1.1. Mit Bescheid des Bezirkshauptmannes von Grieskirchen vom 1. Dezember 2010, Zl. SV96-100-2010, wurde das gegen die mitbeteiligte Partei aus Anlass einer Übertretung des Allgemeinen Sozialversicherungsgesetzes – ihr wurde
ursprünglich zur Last gelegt, es als handelsrechtlicher Geschäftsführer einer GmbH zu vertreten zu haben, dass von dieser am 20. August 2010 eine Person mit dem Lenken eines Firmenfahrzeuges gegen ein die Geringfügigkeitsgrenze nicht übersteigendes Entgelt beschäftigt worden sei, ohne dass sie diese zuvor beim zuständigen Sozialversicherungsträger angemeldet habe, wodurch von ihr eine Übertretung des § 33 Abs. 1 des Allgemeinen Sozialversicherungsgesetzes, BGBl.Nr. 189/1955 in der im gegenständlichen Fall maßgeblichen Fassung BGBl.Nr. I 33/2009 (im Folgenden: ASVG), begangen und dadurch der Tatbestand des § 111 Abs. 1 Z. 1 ASVG verwirklicht worden sei – geführte Verwaltungsstrafverfahren gemäß § 45 Abs. 1 Z. 1 VStG eingestellt.

Begründend wurde dazu im Wesentlichen ausgeführt, dass sich im Zuge des erstbehördlichen Ermittlungsverfahrens ergeben habe, dass es sich bei der im Zuge der Kontrolle betretenen Person um die Schwester der mitbeteiligten Partei gehandelt und diese ihre Arbeiten nicht in persönlicher und wirtschaftlicher Abhängigkeit, sondern vielmehr unentgeltlich erbracht habe.
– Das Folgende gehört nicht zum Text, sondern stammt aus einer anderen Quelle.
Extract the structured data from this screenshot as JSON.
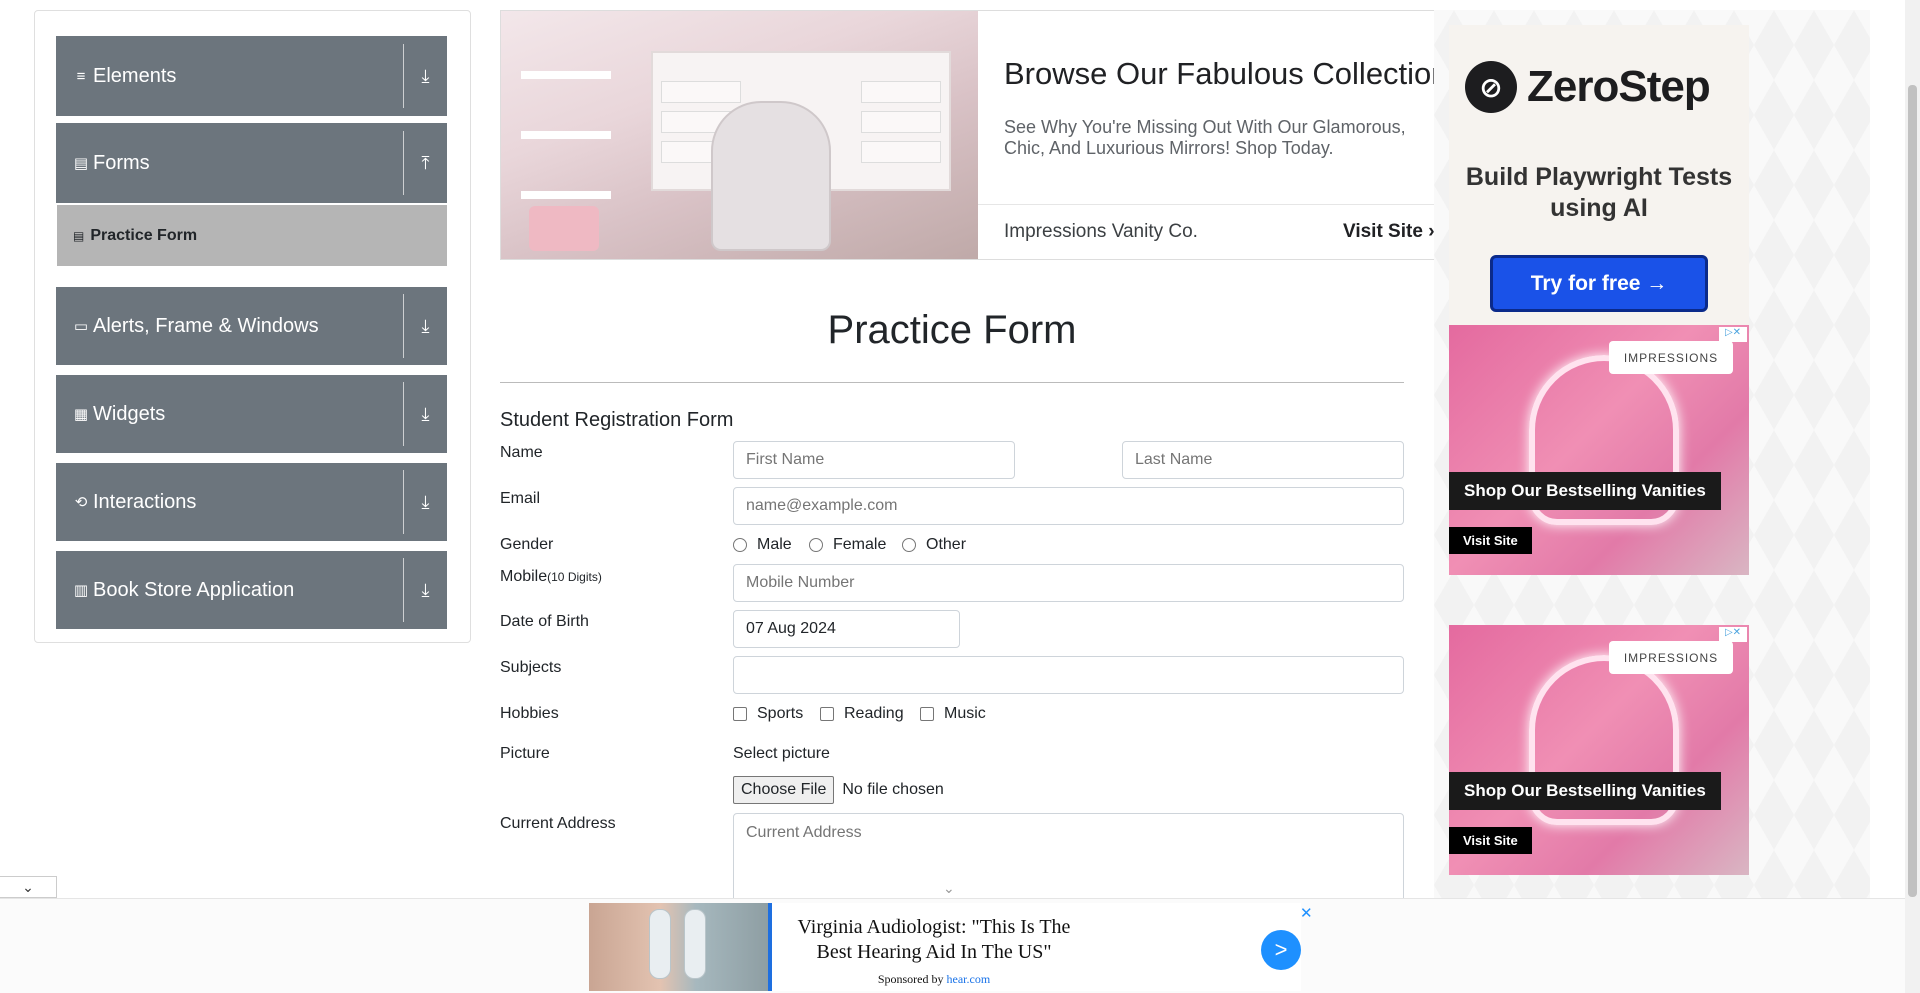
{
  "sidebar": {
    "groups": [
      {
        "label": "Elements",
        "icon": "≡",
        "arrow": "⤓"
      },
      {
        "label": "Forms",
        "icon": "▤",
        "arrow": "⤒"
      },
      {
        "label": "Alerts, Frame & Windows",
        "icon": "▭",
        "arrow": "⤓"
      },
      {
        "label": "Widgets",
        "icon": "▦",
        "arrow": "⤓"
      },
      {
        "label": "Interactions",
        "icon": "⟲",
        "arrow": "⤓"
      },
      {
        "label": "Book Store Application",
        "icon": "▥",
        "arrow": "⤓"
      }
    ],
    "active_item": {
      "label": "Practice Form",
      "icon": "▤"
    }
  },
  "banner_ad": {
    "title": "Browse Our Fabulous Collection",
    "text": "See Why You're Missing Out With Our Glamorous, Chic, And Luxurious Mirrors! Shop Today.",
    "brand": "Impressions Vanity Co.",
    "cta": "Visit Site",
    "cta_arrow": "›"
  },
  "zerostep_ad": {
    "logo_mark": "⊘",
    "name": "ZeroStep",
    "tagline": "Build Playwright Tests using AI",
    "button": "Try for free →"
  },
  "vanity_ads": [
    {
      "brand": "IMPRESSIONS",
      "headline": "Shop Our Bestselling Vanities",
      "cta": "Visit Site",
      "adchoice": "▷✕"
    },
    {
      "brand": "IMPRESSIONS",
      "headline": "Shop Our Bestselling Vanities",
      "cta": "Visit Site",
      "adchoice": "▷✕"
    }
  ],
  "form": {
    "heading": "Practice Form",
    "title": "Student Registration Form",
    "name_label": "Name",
    "first_name_placeholder": "First Name",
    "last_name_placeholder": "Last Name",
    "email_label": "Email",
    "email_placeholder": "name@example.com",
    "gender_label": "Gender",
    "gender_options": [
      "Male",
      "Female",
      "Other"
    ],
    "mobile_label": "Mobile",
    "mobile_hint": "(10 Digits)",
    "mobile_placeholder": "Mobile Number",
    "dob_label": "Date of Birth",
    "dob_value": "07 Aug 2024",
    "subjects_label": "Subjects",
    "subjects_value": "",
    "hobbies_label": "Hobbies",
    "hobbies_options": [
      "Sports",
      "Reading",
      "Music"
    ],
    "picture_label": "Picture",
    "select_picture": "Select picture",
    "choose_file": "Choose File",
    "no_file": "No file chosen",
    "address_label": "Current Address",
    "address_placeholder": "Current Address"
  },
  "bottom_ad": {
    "headline": "Virginia Audiologist: \"This Is The Best Hearing Aid In The US\"",
    "sponsored_prefix": "Sponsored by ",
    "sponsor": "hear.com",
    "go": ">",
    "close": "✕"
  },
  "collapse_tab": "⌄"
}
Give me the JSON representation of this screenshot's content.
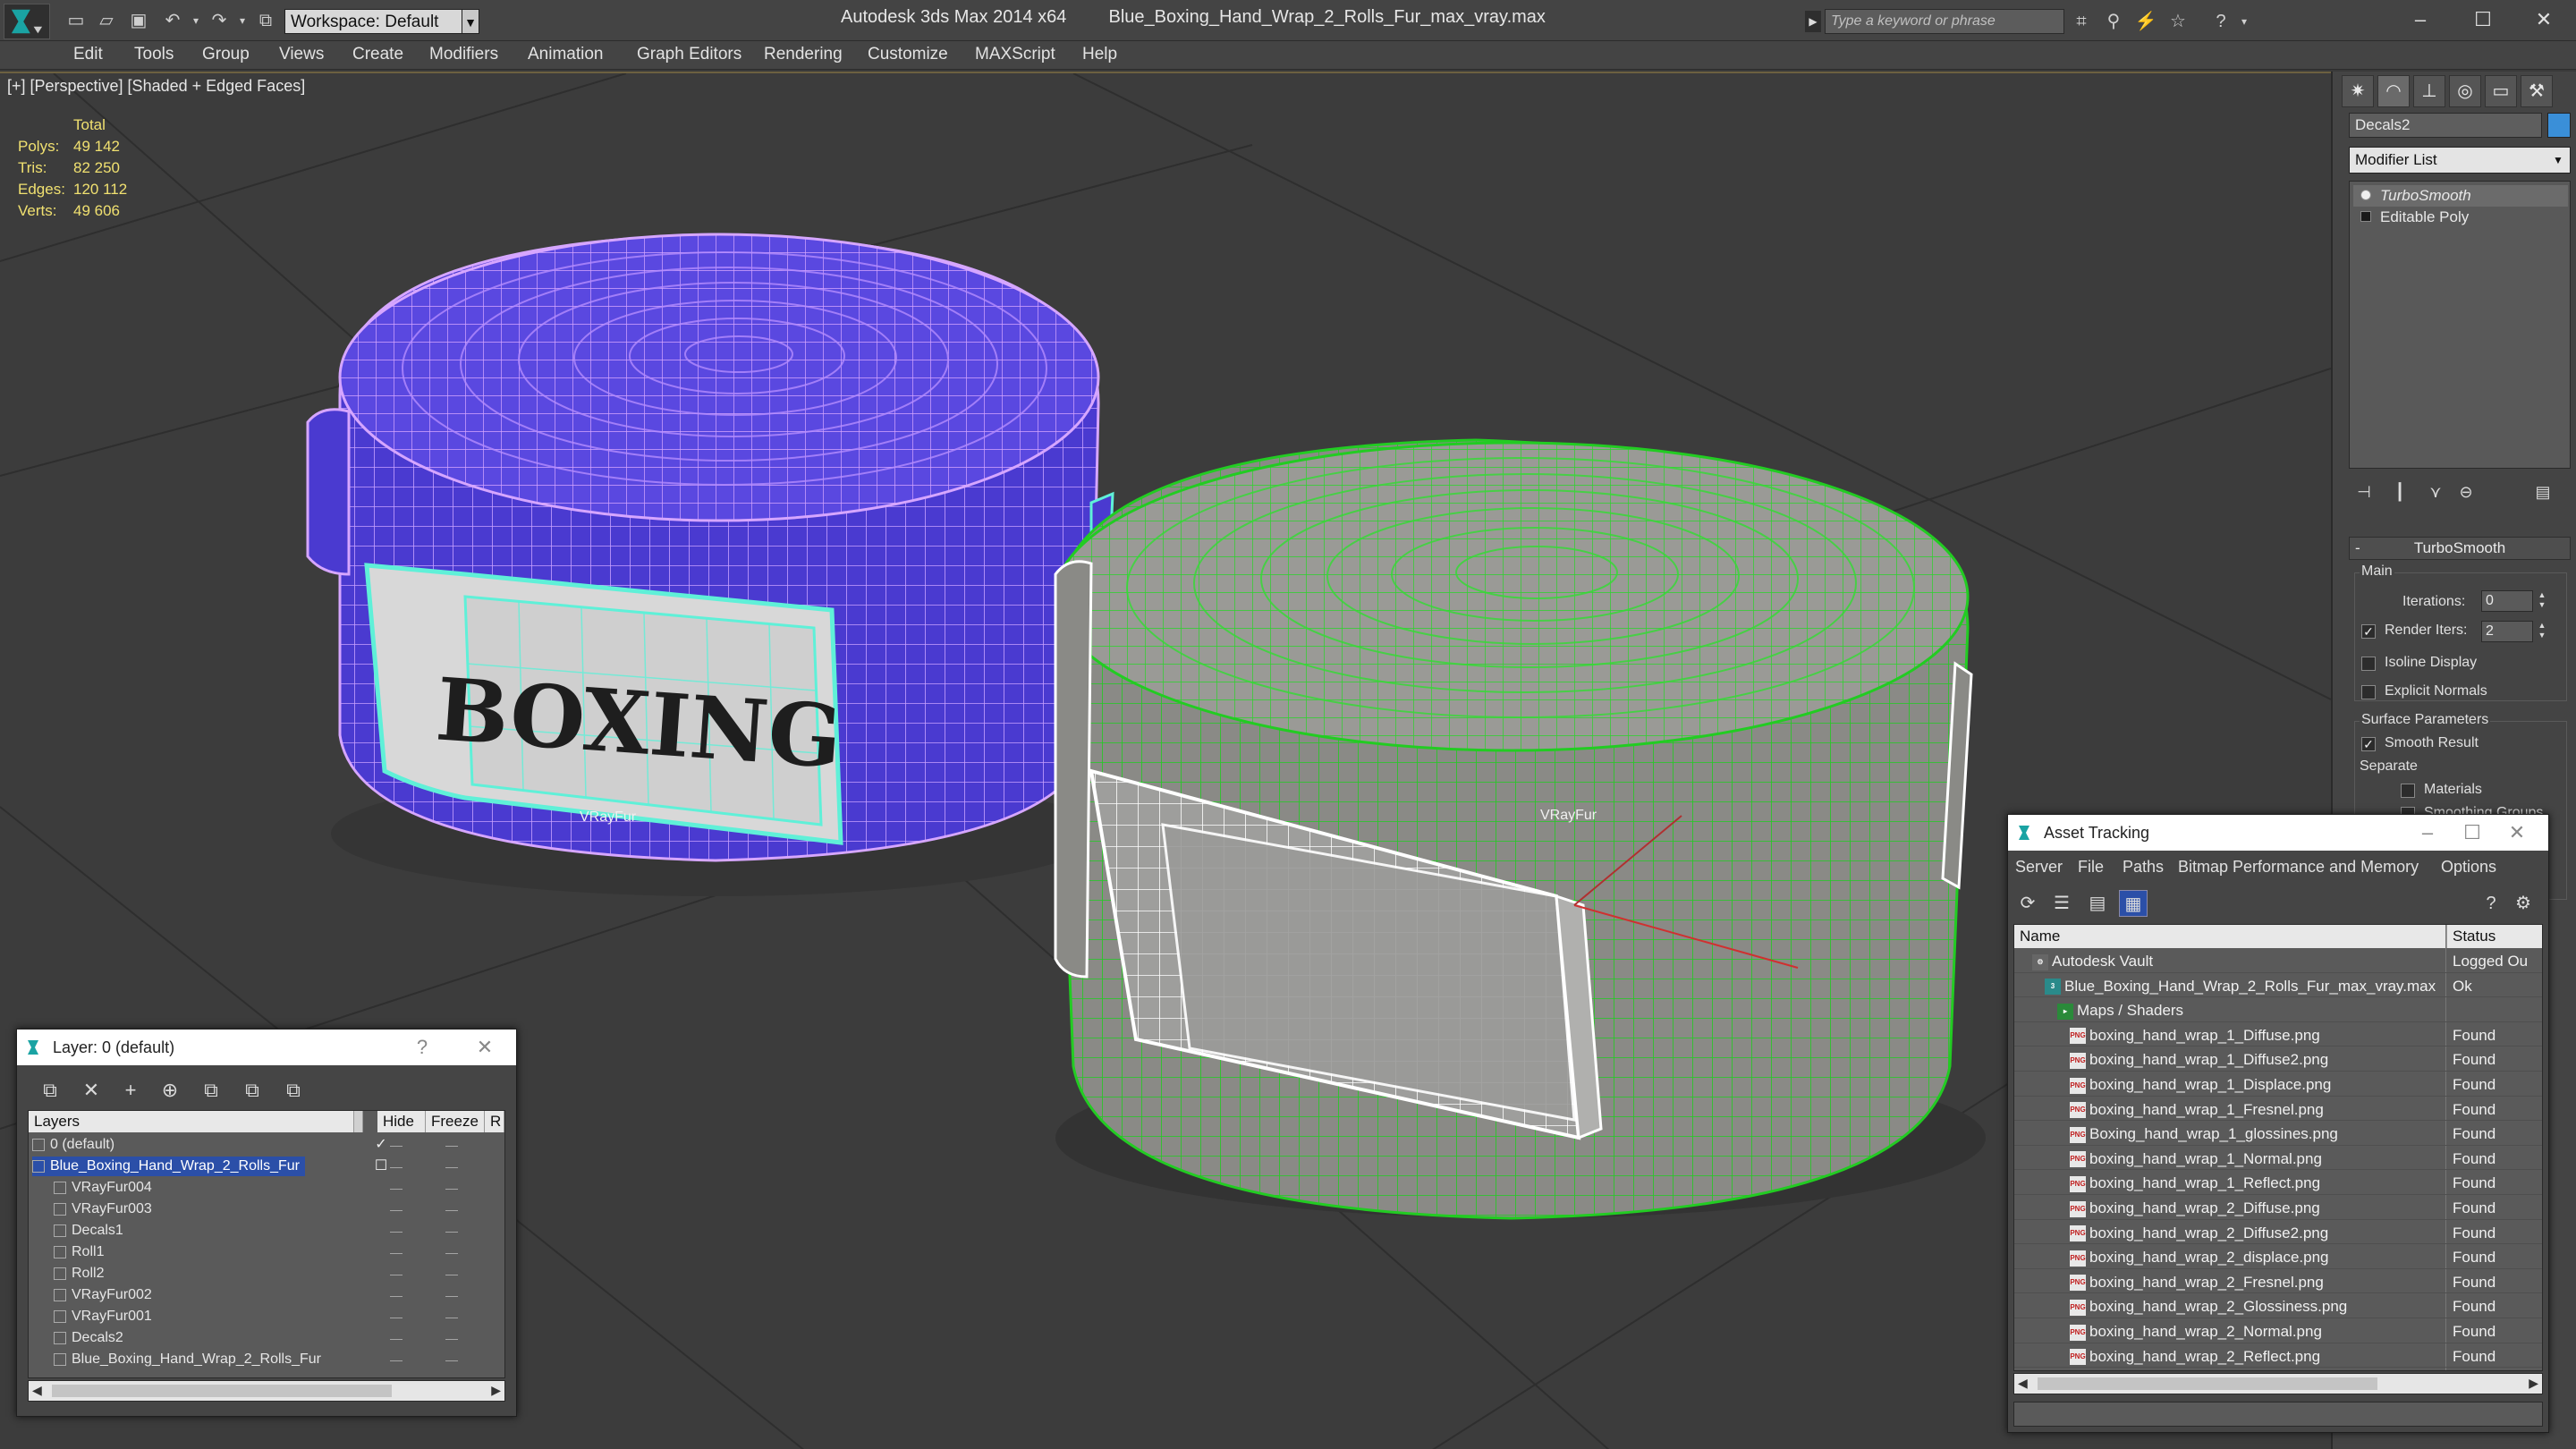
{
  "titlebar": {
    "app_title": "Autodesk 3ds Max  2014 x64",
    "file_name": "Blue_Boxing_Hand_Wrap_2_Rolls_Fur_max_vray.max",
    "workspace": "Workspace: Default",
    "search_placeholder": "Type a keyword or phrase"
  },
  "menubar": [
    "Edit",
    "Tools",
    "Group",
    "Views",
    "Create",
    "Modifiers",
    "Animation",
    "Graph Editors",
    "Rendering",
    "Customize",
    "MAXScript",
    "Help"
  ],
  "viewport": {
    "label": "[+] [Perspective] [Shaded + Edged Faces]",
    "stats": {
      "header": "Total",
      "rows": [
        {
          "label": "Polys:",
          "value": "49 142"
        },
        {
          "label": "Tris:",
          "value": "82 250"
        },
        {
          "label": "Edges:",
          "value": "120 112"
        },
        {
          "label": "Verts:",
          "value": "49 606"
        }
      ]
    },
    "object_labels": {
      "blue": "VRayFur",
      "green": "VRayFur"
    },
    "logo_text": "BOXING",
    "colors": {
      "blue_roll": "#4a3ad0",
      "green_roll": "#8a8a86",
      "green_wire": "#22cc22",
      "blue_wire": "#d6a6ff",
      "selection": "#5ff0d8"
    }
  },
  "command_panel": {
    "object_name": "Decals2",
    "object_color": "#3a8fd8",
    "modifier_list": "Modifier List",
    "stack": [
      "TurboSmooth",
      "Editable Poly"
    ],
    "turbosmooth": {
      "title": "TurboSmooth",
      "main_label": "Main",
      "iterations_label": "Iterations:",
      "iterations_value": "0",
      "render_iters_label": "Render Iters:",
      "render_iters_value": "2",
      "isoline_label": "Isoline Display",
      "explicit_normals_label": "Explicit Normals",
      "surface_params_label": "Surface Parameters",
      "smooth_result_label": "Smooth Result",
      "separate_label": "Separate",
      "materials_label": "Materials",
      "smoothing_groups_label": "Smoothing Groups"
    }
  },
  "layer_window": {
    "title": "Layer: 0 (default)",
    "columns": [
      "Layers",
      "Hide",
      "Freeze",
      "R"
    ],
    "rows": [
      {
        "name": "0 (default)",
        "indent": 1,
        "selected": false,
        "current": true
      },
      {
        "name": "Blue_Boxing_Hand_Wrap_2_Rolls_Fur",
        "indent": 1,
        "selected": true,
        "current": false
      },
      {
        "name": "VRayFur004",
        "indent": 2,
        "selected": false,
        "current": false
      },
      {
        "name": "VRayFur003",
        "indent": 2,
        "selected": false,
        "current": false
      },
      {
        "name": "Decals1",
        "indent": 2,
        "selected": false,
        "current": false
      },
      {
        "name": "Roll1",
        "indent": 2,
        "selected": false,
        "current": false
      },
      {
        "name": "Roll2",
        "indent": 2,
        "selected": false,
        "current": false
      },
      {
        "name": "VRayFur002",
        "indent": 2,
        "selected": false,
        "current": false
      },
      {
        "name": "VRayFur001",
        "indent": 2,
        "selected": false,
        "current": false
      },
      {
        "name": "Decals2",
        "indent": 2,
        "selected": false,
        "current": false
      },
      {
        "name": "Blue_Boxing_Hand_Wrap_2_Rolls_Fur",
        "indent": 2,
        "selected": false,
        "current": false
      }
    ]
  },
  "asset_window": {
    "title": "Asset Tracking",
    "menu": [
      "Server",
      "File",
      "Paths",
      "Bitmap Performance and Memory",
      "Options"
    ],
    "columns": [
      "Name",
      "Status"
    ],
    "rows": [
      {
        "name": "Autodesk Vault",
        "status": "Logged Ou",
        "indent": 1,
        "icon": "vault"
      },
      {
        "name": "Blue_Boxing_Hand_Wrap_2_Rolls_Fur_max_vray.max",
        "status": "Ok",
        "indent": 2,
        "icon": "max"
      },
      {
        "name": "Maps / Shaders",
        "status": "",
        "indent": 3,
        "icon": "maps"
      },
      {
        "name": "boxing_hand_wrap_1_Diffuse.png",
        "status": "Found",
        "indent": 4,
        "icon": "png"
      },
      {
        "name": "boxing_hand_wrap_1_Diffuse2.png",
        "status": "Found",
        "indent": 4,
        "icon": "png"
      },
      {
        "name": "boxing_hand_wrap_1_Displace.png",
        "status": "Found",
        "indent": 4,
        "icon": "png"
      },
      {
        "name": "boxing_hand_wrap_1_Fresnel.png",
        "status": "Found",
        "indent": 4,
        "icon": "png"
      },
      {
        "name": "Boxing_hand_wrap_1_glossines.png",
        "status": "Found",
        "indent": 4,
        "icon": "png"
      },
      {
        "name": "boxing_hand_wrap_1_Normal.png",
        "status": "Found",
        "indent": 4,
        "icon": "png"
      },
      {
        "name": "boxing_hand_wrap_1_Reflect.png",
        "status": "Found",
        "indent": 4,
        "icon": "png"
      },
      {
        "name": "boxing_hand_wrap_2_Diffuse.png",
        "status": "Found",
        "indent": 4,
        "icon": "png"
      },
      {
        "name": "boxing_hand_wrap_2_Diffuse2.png",
        "status": "Found",
        "indent": 4,
        "icon": "png"
      },
      {
        "name": "boxing_hand_wrap_2_displace.png",
        "status": "Found",
        "indent": 4,
        "icon": "png"
      },
      {
        "name": "boxing_hand_wrap_2_Fresnel.png",
        "status": "Found",
        "indent": 4,
        "icon": "png"
      },
      {
        "name": "boxing_hand_wrap_2_Glossiness.png",
        "status": "Found",
        "indent": 4,
        "icon": "png"
      },
      {
        "name": "boxing_hand_wrap_2_Normal.png",
        "status": "Found",
        "indent": 4,
        "icon": "png"
      },
      {
        "name": "boxing_hand_wrap_2_Reflect.png",
        "status": "Found",
        "indent": 4,
        "icon": "png"
      }
    ]
  }
}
Zudem habe auch der zuständige Sozialversicherungsträger über eine entsprechende Anfrage hin dezidiert festgestellt, dass bezüglich dieser vermeintlichen Dienstnehmerin keine beitragspflichtige Tätigkeit vorgelegen sei.

1.2. Gegen diesen der Amtspartei am 15. Dezember 2010 zugestellten Bescheid richtet sich die vorliegende, am 21. Dezember 2010 – und damit rechtzeitig – zur Post gegebene Berufung.

Darin wird vorgebracht, dass eine vor der Einbringung des Strafantrages mit der OöGKK erfolgte Abklärung ergeben habe, dass im vorliegenden Fall von einer Versicherungspflicht auszugehen sei. Außerdem gelte nach den §§ 1151 und 1152 ABGB ein angemessenes Entgelt dann als bedungen, wenn zwischen den Vertragsparteien nicht Unentgeltlichkeit vereinbart worden sei. Schließlich könne es auch schon von vornherein keine bloßen Freundschaftsdienste geben, wenn als Dienstgeber nicht eine natürliche, sondern eine juristische Person – wie hier die GmbH der mitbeteiligten Partei – fungiere.

Aus diesen Gründen wird die Aufhebung des angefochtenen Bescheides und die Fortführung des Verwaltungsstrafverfahrens beantragt.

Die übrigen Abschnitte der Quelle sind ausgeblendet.